Enquanto guardamos fundos para a geração do futuro, nós, os procriadores dessa futura geração, passamos à fome, passamos por cheias que nos deixam na miséria.  O nosso exército é incapaz de acabar com o terrorismo em Cabo Delgado e dependemos de financiamento externo para estacionar forças estrangeiras!  É neste contexto que temos a coragem de constituir um Fundo Soberano?  Que geração futura será essa, se os que a geram não tem boa saúde?


Queremos dizer que os louvores do FMI são um encorajamento negativo.  Devemos primeiro resolver as questões prementes e básicas.
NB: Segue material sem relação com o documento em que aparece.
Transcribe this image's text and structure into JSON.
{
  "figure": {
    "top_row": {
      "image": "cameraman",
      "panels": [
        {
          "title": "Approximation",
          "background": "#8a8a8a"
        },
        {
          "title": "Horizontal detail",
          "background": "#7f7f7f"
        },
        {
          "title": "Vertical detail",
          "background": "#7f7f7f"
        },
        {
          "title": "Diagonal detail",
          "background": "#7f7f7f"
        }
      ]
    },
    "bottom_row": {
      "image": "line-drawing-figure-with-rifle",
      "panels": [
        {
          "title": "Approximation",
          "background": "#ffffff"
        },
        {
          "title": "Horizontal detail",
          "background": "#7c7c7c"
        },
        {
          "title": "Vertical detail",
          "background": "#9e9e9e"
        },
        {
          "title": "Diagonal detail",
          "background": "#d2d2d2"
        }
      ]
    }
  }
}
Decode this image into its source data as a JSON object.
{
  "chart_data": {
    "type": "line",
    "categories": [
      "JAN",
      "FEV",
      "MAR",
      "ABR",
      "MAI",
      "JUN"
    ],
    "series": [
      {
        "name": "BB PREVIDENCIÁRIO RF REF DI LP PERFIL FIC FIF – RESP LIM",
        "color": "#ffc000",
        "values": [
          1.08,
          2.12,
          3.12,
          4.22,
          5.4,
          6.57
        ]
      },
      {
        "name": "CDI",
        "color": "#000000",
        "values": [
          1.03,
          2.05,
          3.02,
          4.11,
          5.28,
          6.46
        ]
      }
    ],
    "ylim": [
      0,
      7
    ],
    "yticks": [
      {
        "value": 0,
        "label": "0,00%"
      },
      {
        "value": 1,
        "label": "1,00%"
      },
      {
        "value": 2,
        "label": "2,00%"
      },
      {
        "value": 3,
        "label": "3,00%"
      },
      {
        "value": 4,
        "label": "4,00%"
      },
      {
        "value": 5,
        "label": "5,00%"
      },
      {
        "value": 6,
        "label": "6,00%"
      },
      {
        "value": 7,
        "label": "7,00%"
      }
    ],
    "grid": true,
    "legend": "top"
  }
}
Sabemos que as cheias virão ainda, sabemos que depois das cheias vem a cólera.  Sabemos que o nosso aluno está desfavorecido.


Investir na educação, na saúde, e nas infraestruturas de gestão de calamidades naturais deve ter prioridade sobre um fundo que já aliás começou a acusar arrombo!  Mais sacos à disposição da corrupção[7].


Para nós, o Fundo Soberano não faz sentido nesta fase da situação nacional[8].  Faz sim sentido a renegociação e transparência dos contratos das grandes explorações mineiras, para melhor arrecadar impostos (expansão da base de impostos acima citada – No 4).


O FMI também descreve a situação econômica de Moçambique e apresenta alguns indicadores, dos quais escolhemos alguns para retratar a situação que os nossos Parceiros vieram ver.  A realidade de um país que segundo eles já tem 36,8 milhões de pessoas[9]. É importante que seja do nosso conhecimento, porque o saber não só não ocupa lugar, mas até é um instrumento potente para a defesa dos interesses e direitos do povo.  Conheçamos o nosso país com maior detalhe e saiamos da ignorância contente e da mentalidade de que um Deus poderoso virá resolver os nossos problemas de pobreza, saúde e conhecimento.

Mozambique: Selected Economic Indicators

Indicador

Ano

2021

2022

2023

2024

2025

Crescimento real do PIB (%)

2,4

4,4

5,5

2,1

0,5

Total de receitas anuais (biliões $)

25,1

23,7

24,6

24,2

22,2

Total de despesas anuais

32,1

32,9

33,3

33,3

28,1

Saldo receitas/despesas

-7

-9,2

-8,7

-9,1

-5,9

Exportações (biliões $)

35,3

43,9

39,6

36,1

31,5

Exportações excluindo megaprojetos

10,3

11,2

9,8

8,9

7,6

Exportações de Megaprojetos

25

32,7

29,8

27,2

23,9

 


 Depois desta recitação e destas considerações todas, não nos parece necessário fechar este artigo com mais conclusões.  Defendamos a soberania do nosso pais, do nosso estado.  Melhoremos a governação do estado Moçambicano.  Tiremos as pessoas da miséria nos próximos... anos.

Canhandula

Tete, Fevereiro de 2026


[2] A Mabor, a Facobol, a CIFEL, a MECANAGRO, a Maquinag, a Vidreira, a Caju de Mocambique, a Socimol, as fabricas têxteis (Texlom, Texmoque, Textáfrica, Riopele, Soveste), a Carbomoc, a Fábrica de bicicletas, a Tudor, a Emochá, a Madal, a Mademo, a Emopesca, etc.